Published on 17/02/2026 09:49 AM
Ola Electric Mobility share price drops 3.5% in intra-day deals on Tuesday, February 17 to its 52-week low of ₹27.82 after it posted weak earnings for the December quarter of 2025-26 (Q3FY26). The scrip is currently 61% from its 52-week high of ₹71.24, hit in September 2025.
Today's is the fourth consecutive session of decline for the Ola Electric stock. It has lost over 12% in this time.
It is currently over 62% lower from its IPO price of ₹76 apiece, and has shed 82% from its all-time high of ₹157.40 apiece hit in August 2024 after debut.
The scrip has been under pressure, crashing 54% in last 1 year and 32% in past 6 months. Meanwhile, it also lost 34% and 25% in last 3 and 1 month, respectively.
In a regulatory filing released on Friday, February 13, the company's net loss narrowed to ₹487 crore in the quarter under review, compared with a loss of ₹564 crore recorded in the third quarter of the 2024–25 financial year (Q3FY25).
Its consolidated revenue from operations, however, declined sharply to ₹470 crore in Q3FY26, a 55% drop year-on-year (YoY) from ₹1,045 crore in the corresponding period last year.
During the quarter ended December 31, 2025, the company delivered a total of 32,680 units. The Bengaluru-based company said the quarter represented a structural reset, as it realigned its retail footprint, cost structure, and operating model to achieve a sustainable steady state. The move came amid slower growth in EV penetration and the need to strengthen service execution.
The company reported a record consolidated gross margin of 34.3% in Q3FY26, reflecting an rise of 15.7 percentage points YoY and 3.4 percentage points QoQ. It attributed the improvement to the structural benefits of its vertically integrated model, Gen 3 platform economics, and disciplined execution.

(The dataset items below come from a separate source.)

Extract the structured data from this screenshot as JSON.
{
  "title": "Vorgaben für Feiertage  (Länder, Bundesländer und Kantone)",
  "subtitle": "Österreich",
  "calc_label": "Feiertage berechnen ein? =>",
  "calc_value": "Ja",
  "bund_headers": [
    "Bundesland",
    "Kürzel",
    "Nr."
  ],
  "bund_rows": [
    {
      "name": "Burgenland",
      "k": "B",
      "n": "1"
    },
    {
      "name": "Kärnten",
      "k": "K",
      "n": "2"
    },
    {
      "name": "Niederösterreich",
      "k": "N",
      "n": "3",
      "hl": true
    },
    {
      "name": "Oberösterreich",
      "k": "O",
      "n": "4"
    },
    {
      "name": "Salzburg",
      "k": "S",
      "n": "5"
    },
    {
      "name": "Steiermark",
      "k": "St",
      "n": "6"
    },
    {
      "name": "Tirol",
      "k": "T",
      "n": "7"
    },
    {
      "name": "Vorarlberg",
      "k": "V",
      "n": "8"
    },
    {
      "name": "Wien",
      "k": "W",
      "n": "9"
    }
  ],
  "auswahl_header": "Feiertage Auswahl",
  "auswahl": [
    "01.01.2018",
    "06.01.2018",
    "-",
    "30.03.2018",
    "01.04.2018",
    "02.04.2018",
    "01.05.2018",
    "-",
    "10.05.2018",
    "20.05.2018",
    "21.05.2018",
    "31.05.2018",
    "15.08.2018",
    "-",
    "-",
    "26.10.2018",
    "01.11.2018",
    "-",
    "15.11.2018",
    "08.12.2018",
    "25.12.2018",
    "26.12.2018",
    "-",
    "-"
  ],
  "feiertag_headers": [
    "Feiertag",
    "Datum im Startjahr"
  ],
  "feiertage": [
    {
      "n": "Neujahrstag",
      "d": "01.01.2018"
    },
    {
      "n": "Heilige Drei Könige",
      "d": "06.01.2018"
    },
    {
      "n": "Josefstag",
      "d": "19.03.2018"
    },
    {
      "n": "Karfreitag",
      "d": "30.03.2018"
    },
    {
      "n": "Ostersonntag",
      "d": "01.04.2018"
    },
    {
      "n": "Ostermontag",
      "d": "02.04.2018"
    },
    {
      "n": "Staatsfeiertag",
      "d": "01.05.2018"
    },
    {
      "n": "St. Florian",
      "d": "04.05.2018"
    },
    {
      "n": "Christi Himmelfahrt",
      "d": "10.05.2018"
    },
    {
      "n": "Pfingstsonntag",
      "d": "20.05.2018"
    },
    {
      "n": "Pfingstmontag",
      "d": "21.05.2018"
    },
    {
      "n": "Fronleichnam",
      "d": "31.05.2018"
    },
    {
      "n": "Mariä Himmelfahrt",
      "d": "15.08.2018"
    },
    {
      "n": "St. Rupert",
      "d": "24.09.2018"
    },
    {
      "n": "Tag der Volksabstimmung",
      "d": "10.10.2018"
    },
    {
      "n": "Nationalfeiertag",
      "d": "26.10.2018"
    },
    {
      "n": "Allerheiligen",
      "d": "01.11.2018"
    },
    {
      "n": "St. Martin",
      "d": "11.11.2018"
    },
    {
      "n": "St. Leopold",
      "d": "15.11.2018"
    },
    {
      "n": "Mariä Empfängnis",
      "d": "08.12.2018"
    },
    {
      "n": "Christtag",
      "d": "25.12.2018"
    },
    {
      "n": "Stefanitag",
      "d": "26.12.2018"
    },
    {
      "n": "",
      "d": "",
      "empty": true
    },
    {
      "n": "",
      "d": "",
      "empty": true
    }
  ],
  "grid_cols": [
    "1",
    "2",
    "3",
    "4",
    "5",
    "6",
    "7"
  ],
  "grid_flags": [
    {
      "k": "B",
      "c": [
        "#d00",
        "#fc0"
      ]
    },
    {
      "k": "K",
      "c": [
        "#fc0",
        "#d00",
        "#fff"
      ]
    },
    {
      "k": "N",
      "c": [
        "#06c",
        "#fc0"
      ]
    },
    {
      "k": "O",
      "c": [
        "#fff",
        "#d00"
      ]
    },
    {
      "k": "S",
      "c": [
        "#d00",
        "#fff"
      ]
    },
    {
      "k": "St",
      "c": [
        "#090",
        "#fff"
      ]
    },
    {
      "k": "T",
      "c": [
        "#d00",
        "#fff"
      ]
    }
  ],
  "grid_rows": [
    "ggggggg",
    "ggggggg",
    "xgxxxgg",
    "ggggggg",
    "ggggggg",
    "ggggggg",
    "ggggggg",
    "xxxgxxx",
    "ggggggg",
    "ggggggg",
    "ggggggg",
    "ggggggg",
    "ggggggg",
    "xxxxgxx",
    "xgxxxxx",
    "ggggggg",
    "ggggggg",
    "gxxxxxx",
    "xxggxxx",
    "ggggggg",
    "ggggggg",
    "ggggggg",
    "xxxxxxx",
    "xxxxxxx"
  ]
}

“Q3 FY26 marked a structural reset for Ola Electric. The company chose to fix the fundamentals by restoring service execution, resetting the cost structure, and deepening vertical integration. This resulted in a leaner operating model with a materially lower breakeven and industry-leading gross margins,” the firm said.

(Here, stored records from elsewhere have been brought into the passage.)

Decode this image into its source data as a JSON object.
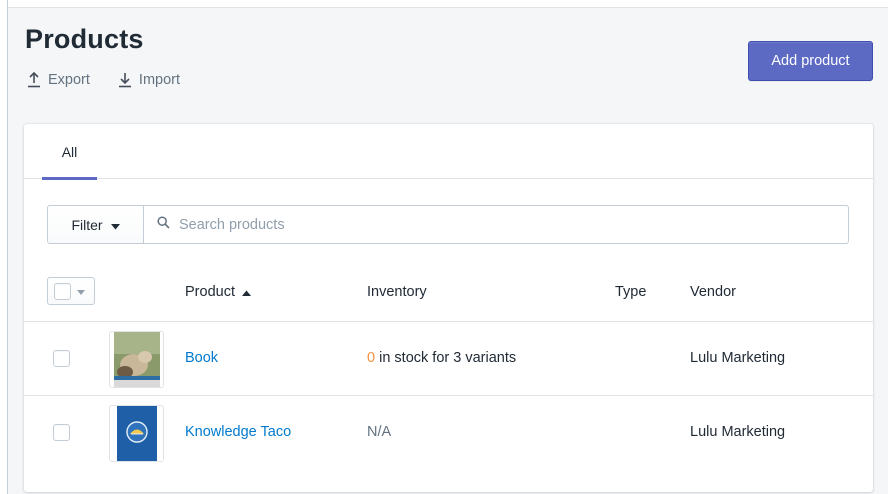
{
  "page": {
    "title": "Products",
    "actions": [
      {
        "label": "Export",
        "icon": "export-icon"
      },
      {
        "label": "Import",
        "icon": "import-icon"
      }
    ],
    "primary_action": "Add product"
  },
  "tabs": [
    {
      "label": "All",
      "active": true
    }
  ],
  "filter": {
    "label": "Filter",
    "search_placeholder": "Search products"
  },
  "table": {
    "columns": {
      "product": "Product",
      "inventory": "Inventory",
      "type": "Type",
      "vendor": "Vendor"
    },
    "sort": {
      "column": "Product",
      "direction": "ascending"
    },
    "rows": [
      {
        "name": "Book",
        "thumbnail": "book-cover-image",
        "inventory_count": "0",
        "inventory_text": " in stock for 3 variants",
        "type": "",
        "vendor": "Lulu Marketing"
      },
      {
        "name": "Knowledge Taco",
        "thumbnail": "knowledge-taco-image",
        "inventory_text": "N/A",
        "type": "",
        "vendor": "Lulu Marketing"
      }
    ]
  },
  "colors": {
    "accent": "#5c6ac4",
    "link": "#007ace",
    "warning": "#f49342",
    "muted": "#637381"
  }
}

The company also stated that it had undertaken a comprehensive operational transformation through optimisation of its store and service network and the adoption of AI-led automation.
Furthermore, it noted that over the next couple of quarters, these initiatives were expected to reduce quarterly consolidated operating expenditure to ₹250–300 crore, bringing down the company’s EBITDA breakeven to around 15,000 units per month.

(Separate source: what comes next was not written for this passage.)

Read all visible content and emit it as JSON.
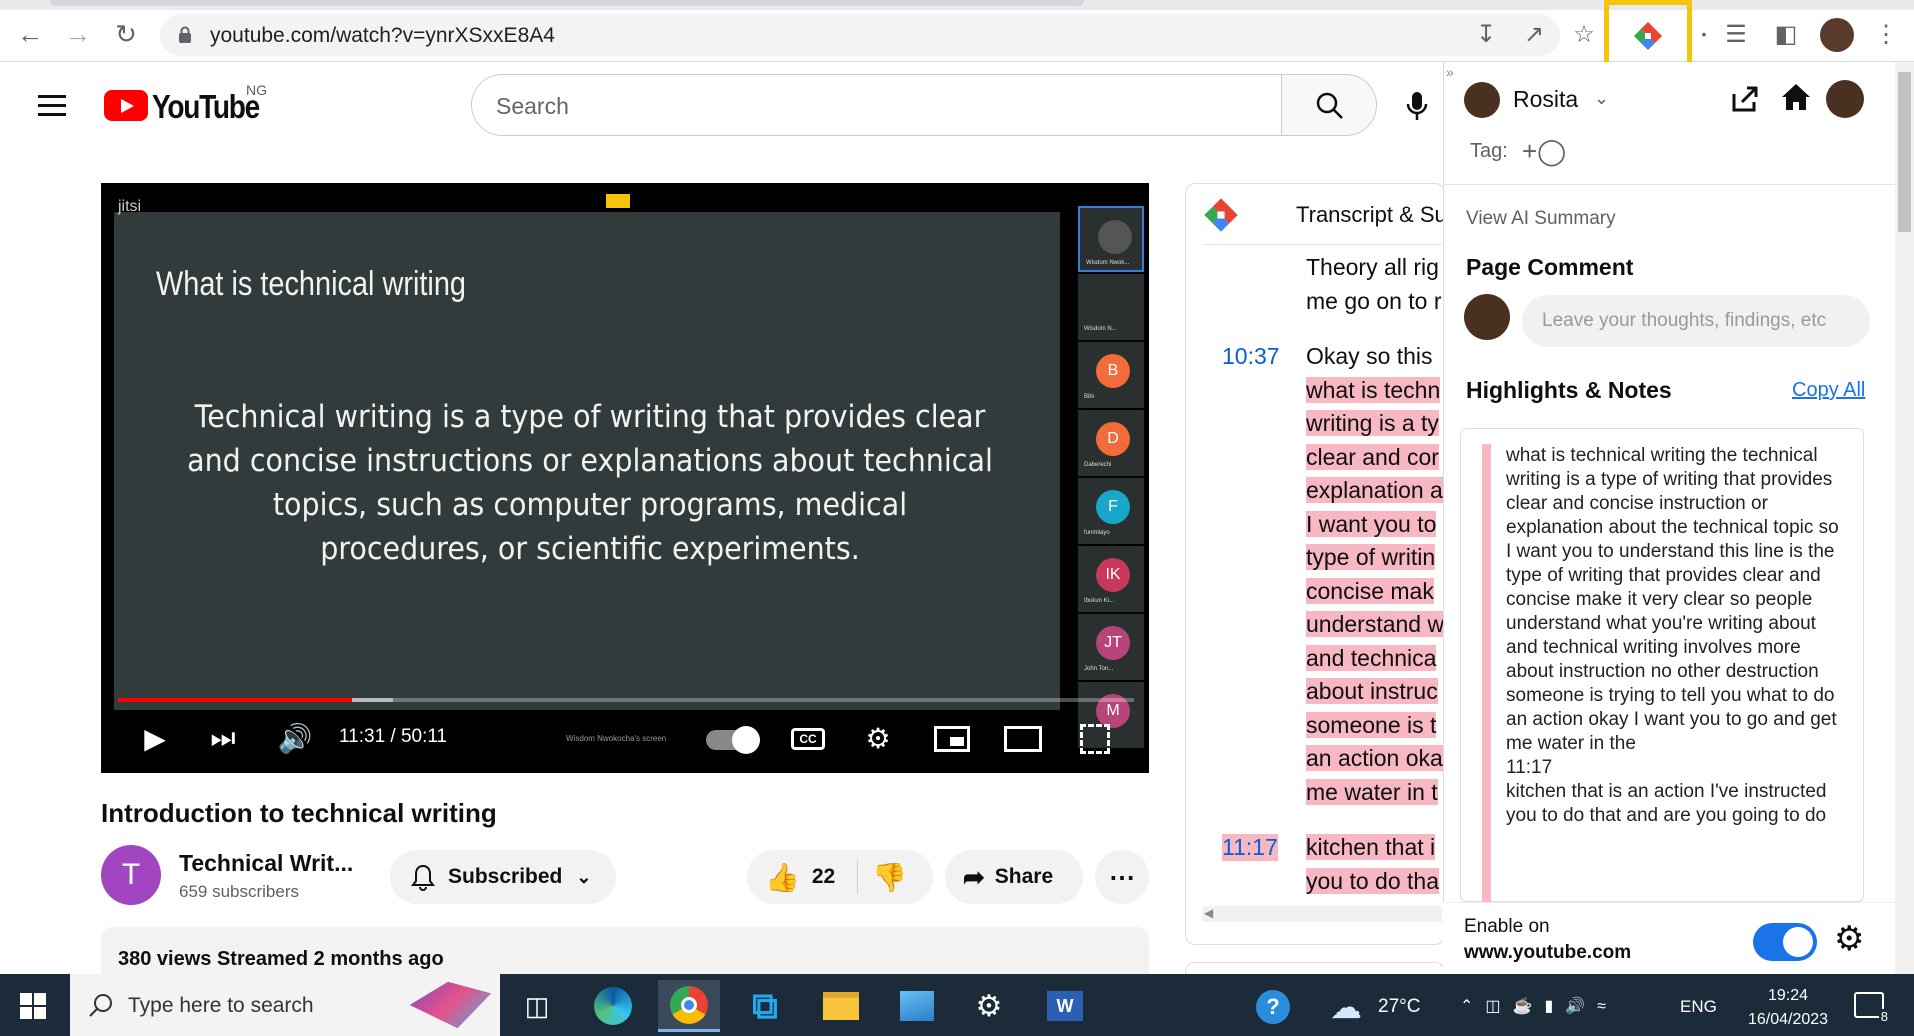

As demand recovers, the company highlighted this operating model is expected to support 3–4 times volume scaling with minimal incremental operating costs, translating into stronger operating leverage and a clearer path towards sustainable profitability.
Should you buy?
Emkay Global downgraded Ola Electric to ‘Sell’ from ‘Buy’ and slashed its target price to ₹20 per share from ₹50 per share. The revised target indicates a downside potential of over 35 percent from the stock’s previous closing price of ₹30.89 per share.
The brokerage flagged a weak performance in the third quarter, even as they maintained that the broader electric two-wheeler theme remains structurally strong. It also noted that the industry is witnessing healthy growth, with penetration rebounding after a brief slowdown following the GST rate cuts. However, it pointed out that Ola recorded a continued decline in volumes to around 32,000 units in Q3 FY26, alongside a loss of market share.
Furthermore, the brokerage cautioned that the recovery could prove to be a prolonged and challenging process for Ola, particularly in an environment where incumbents are stepping up focus and peers such as Ather Energy continue to scale up operations.
Disclaimer: The views and recommendations made above are those of individual analysts or broking companies, and not of Mint. We advise investors to check with certified experts before making any investment decisions.